Bronson Battle Creek Hospital joined in 2009 a program the state association launched to reduce readmission rates for all patients.
"Although it's been a lot of very hard work, we've still got a lot of work to do," West said.
The hospital has been working with others in the community—including nursing homes, skilled nursing facilities, area agencies on aging and local doctors' offices—to work collaboratively on helping patients stay out of the hospital. For example, the local home health agency started checking in with heart failure patients by phone. And doctors' offices would report back when they saw a patient, a program that particularly helped in making sure patients were getting and taking correctly any medications needed after they were released from the hospital.
"I do think it's very important that we look at patients after they leave the organization," said Cheryl Knapp, the hospital's vice president for quality. "It's really changed our focus on how prepared is that patient to take care of themselves when they leave the organization."
Likewise, the state entity that contracts with the federal government to improve care to Medicare beneficiaries, brought together in Lansing hospitals, nursing facilities, home healthcare companies, the county health department and others to identify the major reasons for readmissions and to figure out ways to communicate better and coordinate care as patients moved between facilities or back home.
The pilot program reduced rehospitalizations of Medicare patients by about 4%, according to an article published in the Journal of the American Medical Association. It also saved the federal government $3 million over two years.
"If there is one takeaway, it's that working together as a community is really the key to solving this issue," said Jacqueline Rosenblatt, senior director for corporate growth and development at MPRO, the government's Medicare quality contractor in Michigan.
But hospitals say there are parts of the program that should be changed. It's unfair that a hospital is penalized even if the patient is readmitted for a reason other than the original health problem, said Downey of the Michigan Health and Hospital Association.
And hospitals that treat a lot of low-income patients are more likely to have high readmission rates. The readmission penalties take into account the health status of a patient when first admitted. But that may not fully compensate for socio-economic issues patients may face once they're discharged, such as access to transportation, wellness programs or the ability to get follow-up care.
The Centers for Medicare and Medicaid Services has opposed adjusting for such socio-economic factors as race and income, arguing that that would be an acceptance of poorer performance by hospitals that serve poorer patients, according to MedPAC. In a June report to Congress, the advisory committee suggested ways the program could be adjusted, such as comparing readmission rates for hospitals with a high percentage of low-income patients against similar hospitals, instead of comparing them to the national average. Making that change would require intervention by Congress.

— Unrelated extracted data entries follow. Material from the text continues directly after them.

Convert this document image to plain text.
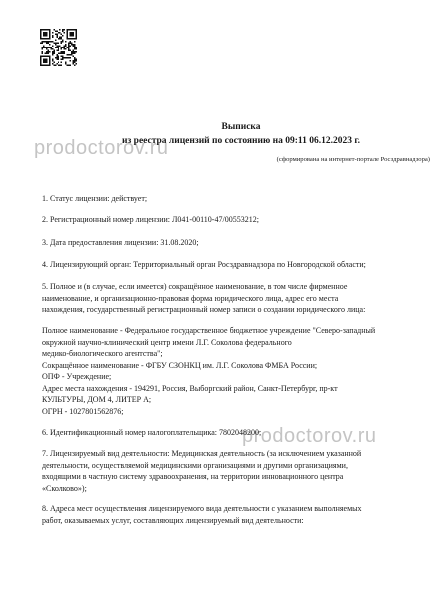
prodoctorov.ru
prodoctorov.ru
Выписка
из реестра лицензий по состоянию на 09:11 06.12.2023 г.
(сформирована на интернет-портале Росздравнадзора)
1. Статус лицензии: действует;
2. Регистрационный номер лицензии: Л041-00110-47/00553212;
3. Дата предоставления лицензии: 31.08.2020;
4. Лицензирующий орган: Территориальный орган Росздравнадзора по Новгородской области;
5. Полное и (в случае, если имеется) сокращённое наименование, в том числе фирменное
наименование, и организационно-правовая форма юридического лица, адрес его места
нахождения, государственный регистрационный номер записи о создании юридического лица:
Полное наименование - Федеральное государственное бюджетное учреждение "Северо-западный
окружной научно-клинический центр имени Л.Г. Соколова федерального
медико-биологического агентства";
Сокращённое наименование - ФГБУ СЗОНКЦ им. Л.Г. Соколова ФМБА России;
ОПФ - Учреждение;
Адрес места нахождения - 194291, Россия, Выборгский район, Санкт-Петербург, пр-кт
КУЛЬТУРЫ, ДОМ 4, ЛИТЕР А;
ОГРН - 1027801562876;
6. Идентификационный номер налогоплательщика: 7802048200;
7. Лицензируемый вид деятельности: Медицинская деятельность (за исключением указанной
деятельности, осуществляемой медицинскими организациями и другими организациями,
входящими в частную систему здравоохранения, на территории инновационного центра
«Сколково»);
8. Адреса мест осуществления лицензируемого вида деятельности с указанием выполняемых
работ, оказываемых услуг, составляющих лицензируемый вид деятельности:
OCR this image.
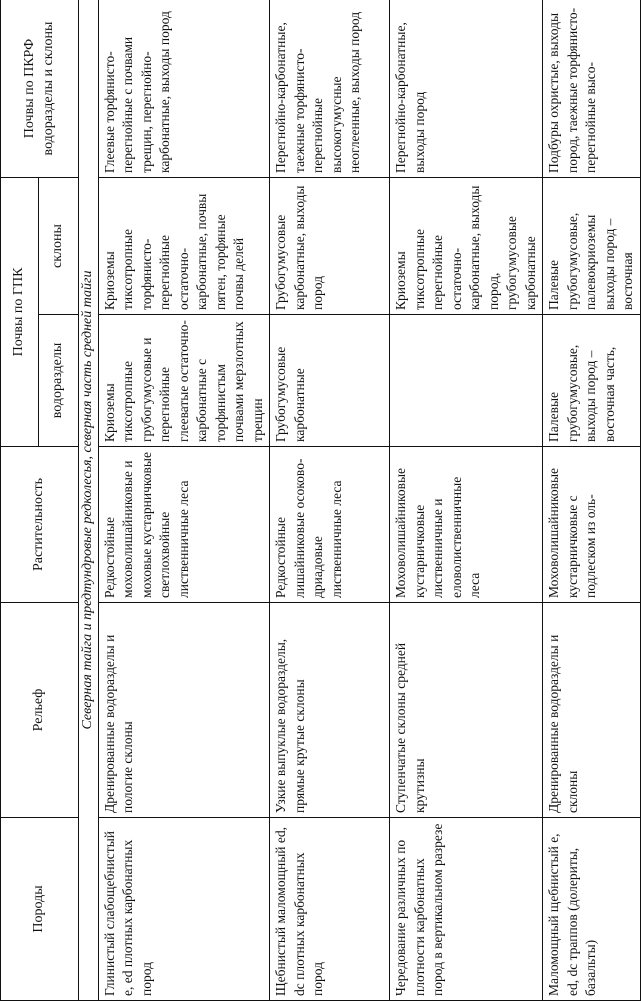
Породы	Рельеф	Растительность	Почвы по ГПК		Почвы по ПКРФ водоразделы и склоны
			водоразделы	склоны	
Северная тайга и предтундровые редколесья, северная часть средней тайги					
Глинистый слабощебнистый e, ed плотных карбонатных пород	Дренированные водоразделы и пологие склоны	Редкостойные моховолишайниковые и моховые кустарничковые светлохвойные лиственничные леса	Криоземы тиксотропные грубогумусовые и перегнойные глееватые остаточно-карбонатные с торфянистым почвами мерзлотных трещин	Криоземы тиксотропные торфянисто-перегнойные остаточно-карбонатные, почвы пятен, торфяные почвы делей	Глеевые торфянисто-перегнойные с почвами трещин, перегнойно-карбонатные, выходы пород
Щебнистый маломощный ed, dc плотных карбонатных пород	Узкие выпуклые водоразделы, прямые крутые склоны	Редкостойные лишайниковые осоково-дриадовые лиственничные леса	Грубогумусовые карбонатные	Грубогумусовые карбонатные, выходы пород	Перегнойно-карбонатные, таежные торфянисто-перегнойные высокогумусные неоглеенные, выходы пород
Чередование различных по плотности карбонатных пород в вертикальном разрезе	Ступенчатые склоны средней крутизны	Моховолишайниковые кустарничковые лиственничные и еловолиственничные леса		Криоземы тиксотропные перегнойные остаточно-карбонатные, выходы пород, грубогумусовые карбонатные	Перегнойно-карбонатные, выходы пород
Маломощный щебнистый e, ed, dc траппов (долериты, базальты)	Дренированные водоразделы и склоны	Моховолишайниковые кустарничковые с подлеском из оль-	Палевые грубогумусовые, выходы пород – восточная часть,	Палевые грубогумусовые, палевокриоземы выходы пород – восточная	Подбуры охристые, выходы пород, таежные торфянисто-перегнойные высо-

Another challenge faced by hospitals is the fact that the industry agreed to various Medicare cuts, including the penalty program, with the expectation of additional revenue from the millions more people who would be getting health insurance through other provisions of the Affordable Care Act, particularly the expansion of Medicaid. But after the Supreme Court ruled last year that states don't have to go along with expanding the joint federal-state healthcare program for the poor, about half the states have so far declined to participate.
Michigan is still debating the issue.
Downey said Michigan hospitals provided more than $880 million in uncompensated care in 2011.
"If Michigan fails to expand coverage to 450,000 working uninsured residents under Medicaid," Downey said, "the cuts that hospitals face will continue, and sick uninsured patients will still seek care in hospital emergency rooms."